Tawaw: Progressive Indigenous Cuisine
tawâw [pronounced ta-WOW]: Come in, you’re welcome, there’s room.
Born to Cree parents and raised by a Métis father and Mi’kmaw-Irish mother, Shane M. Chartrand has spent the past ten years learning about his history, visiting with other First Nations peoples, gathering and sharing knowledge and stories, and creating dishes that combine his diverse interests and express his unique personality. The result is tawâw: Progressive Indigenous Cuisine, a gorgeous book that traces Chartrand’s culinary journey from his childhood in Central Alberta, where he learned to raise livestock, hunt, and fish on his family’s acreage, to his current position as executive chef at the acclaimed SC Restaurant in the River Cree Resort & Casino in Enoch, Alberta, on Treaty 6 Territory.

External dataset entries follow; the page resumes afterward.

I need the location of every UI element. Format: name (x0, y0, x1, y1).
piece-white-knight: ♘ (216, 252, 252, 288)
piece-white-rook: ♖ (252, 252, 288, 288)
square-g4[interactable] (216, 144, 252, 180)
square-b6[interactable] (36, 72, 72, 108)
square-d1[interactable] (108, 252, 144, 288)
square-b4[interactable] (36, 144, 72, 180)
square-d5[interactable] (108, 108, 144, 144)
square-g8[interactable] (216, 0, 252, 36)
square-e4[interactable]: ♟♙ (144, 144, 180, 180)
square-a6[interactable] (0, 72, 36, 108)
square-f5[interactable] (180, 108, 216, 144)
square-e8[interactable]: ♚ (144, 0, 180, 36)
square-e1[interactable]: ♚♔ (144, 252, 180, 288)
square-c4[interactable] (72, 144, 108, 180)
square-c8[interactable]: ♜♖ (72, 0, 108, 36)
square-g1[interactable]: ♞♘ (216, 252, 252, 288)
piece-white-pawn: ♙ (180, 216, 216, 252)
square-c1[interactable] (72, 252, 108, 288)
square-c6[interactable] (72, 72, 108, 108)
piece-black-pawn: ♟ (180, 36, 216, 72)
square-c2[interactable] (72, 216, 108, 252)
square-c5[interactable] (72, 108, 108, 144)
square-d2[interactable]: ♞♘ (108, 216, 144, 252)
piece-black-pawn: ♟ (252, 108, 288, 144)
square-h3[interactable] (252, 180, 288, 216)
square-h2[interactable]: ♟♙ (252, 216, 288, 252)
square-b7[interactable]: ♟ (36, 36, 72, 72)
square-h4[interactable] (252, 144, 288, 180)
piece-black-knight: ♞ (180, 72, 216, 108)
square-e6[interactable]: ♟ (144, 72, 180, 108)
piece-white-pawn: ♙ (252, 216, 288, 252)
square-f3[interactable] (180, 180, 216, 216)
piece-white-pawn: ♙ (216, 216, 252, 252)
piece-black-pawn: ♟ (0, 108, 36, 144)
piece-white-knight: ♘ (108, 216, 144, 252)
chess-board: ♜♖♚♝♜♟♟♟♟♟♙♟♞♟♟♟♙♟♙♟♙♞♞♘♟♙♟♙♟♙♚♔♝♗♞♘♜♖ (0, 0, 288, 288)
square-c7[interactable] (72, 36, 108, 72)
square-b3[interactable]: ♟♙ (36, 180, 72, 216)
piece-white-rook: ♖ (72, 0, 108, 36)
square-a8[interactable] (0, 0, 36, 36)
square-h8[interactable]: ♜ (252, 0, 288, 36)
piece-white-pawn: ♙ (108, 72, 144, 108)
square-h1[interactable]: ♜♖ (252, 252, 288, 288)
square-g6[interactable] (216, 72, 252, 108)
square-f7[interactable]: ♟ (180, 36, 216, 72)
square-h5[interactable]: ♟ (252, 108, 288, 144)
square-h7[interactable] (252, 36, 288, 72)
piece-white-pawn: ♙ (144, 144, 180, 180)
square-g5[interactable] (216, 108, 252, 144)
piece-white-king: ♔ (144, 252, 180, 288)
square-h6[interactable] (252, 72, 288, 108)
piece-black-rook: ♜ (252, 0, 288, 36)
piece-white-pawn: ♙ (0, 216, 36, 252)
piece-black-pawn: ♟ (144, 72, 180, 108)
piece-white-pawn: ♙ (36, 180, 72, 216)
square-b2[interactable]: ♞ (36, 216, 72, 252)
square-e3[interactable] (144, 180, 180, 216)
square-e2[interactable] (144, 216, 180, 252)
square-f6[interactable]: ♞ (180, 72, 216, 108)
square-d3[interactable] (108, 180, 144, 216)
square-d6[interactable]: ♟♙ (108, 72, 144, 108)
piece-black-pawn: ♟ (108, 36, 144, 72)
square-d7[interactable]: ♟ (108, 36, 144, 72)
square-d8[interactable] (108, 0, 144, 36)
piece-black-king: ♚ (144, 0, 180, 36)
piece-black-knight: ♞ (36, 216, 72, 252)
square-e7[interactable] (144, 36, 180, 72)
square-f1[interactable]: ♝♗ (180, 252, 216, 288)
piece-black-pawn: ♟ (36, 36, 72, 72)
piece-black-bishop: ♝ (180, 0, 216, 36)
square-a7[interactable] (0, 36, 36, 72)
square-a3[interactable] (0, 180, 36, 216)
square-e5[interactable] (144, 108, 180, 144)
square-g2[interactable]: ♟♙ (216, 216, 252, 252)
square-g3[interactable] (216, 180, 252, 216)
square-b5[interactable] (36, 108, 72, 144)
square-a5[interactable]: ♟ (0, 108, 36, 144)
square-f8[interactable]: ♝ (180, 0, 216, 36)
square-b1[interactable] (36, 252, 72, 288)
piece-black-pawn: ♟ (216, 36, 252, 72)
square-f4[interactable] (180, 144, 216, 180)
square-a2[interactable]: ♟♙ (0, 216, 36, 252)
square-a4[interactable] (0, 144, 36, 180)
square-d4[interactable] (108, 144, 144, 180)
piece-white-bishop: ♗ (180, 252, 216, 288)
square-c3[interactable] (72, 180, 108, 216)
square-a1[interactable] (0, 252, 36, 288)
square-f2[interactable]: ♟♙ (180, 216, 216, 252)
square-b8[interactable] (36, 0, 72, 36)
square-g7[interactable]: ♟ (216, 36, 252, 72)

Containing over seventy-five recipes — including Chartrand’s award-winning dish “War Paint” — along with personal stories and interviews with friends, culinary influences, and family members, tawâw is part cookbook, part exploration of ingredients and techniques, and part chef’s personal journal — a visionary book that will invite readers to leaf through its pages for ideas, education, recipes, and inspiration.
Shane M. Chartrand, of the Enoch Cree Nation, is at the forefront of the re-emergence of Indigenous cuisine in North America. Raised in Central Alberta, where he learned to respect food through raising livestock, hunting, and fishing on his family's acreage, Chartrand relocated to Edmonton as a young man to pursue culinary training. In 2015, Chartrand was invited to participate in the prestigious international chef contingent of Cook It Raw, and has since competed on Food Network Canada's Iron Chef Canada and Chopped Canada. Currently, Chartrand is the executive chef at the acclaimed SC Restaurant at the River Cree Resort & Casino in Enoch, Alberta, where he transforms his diverse influences and experiences into culinary art.
Born and raised in Edmonton, Alberta, Jennifer Cockrall-King is a Canadian food writer who now lives in the small community of Naramata, in British Columbia's Okanagan Valley. She is the author of Food and the City: Urban Agriculture and the New Food Revolution and Food Artisans of the Okanagan Valley. Her writing has appeared in publications across North America, including Maclean's, Reader's Digest, Eighteen Bridges, Canadian Geographic, and enRoute magazine.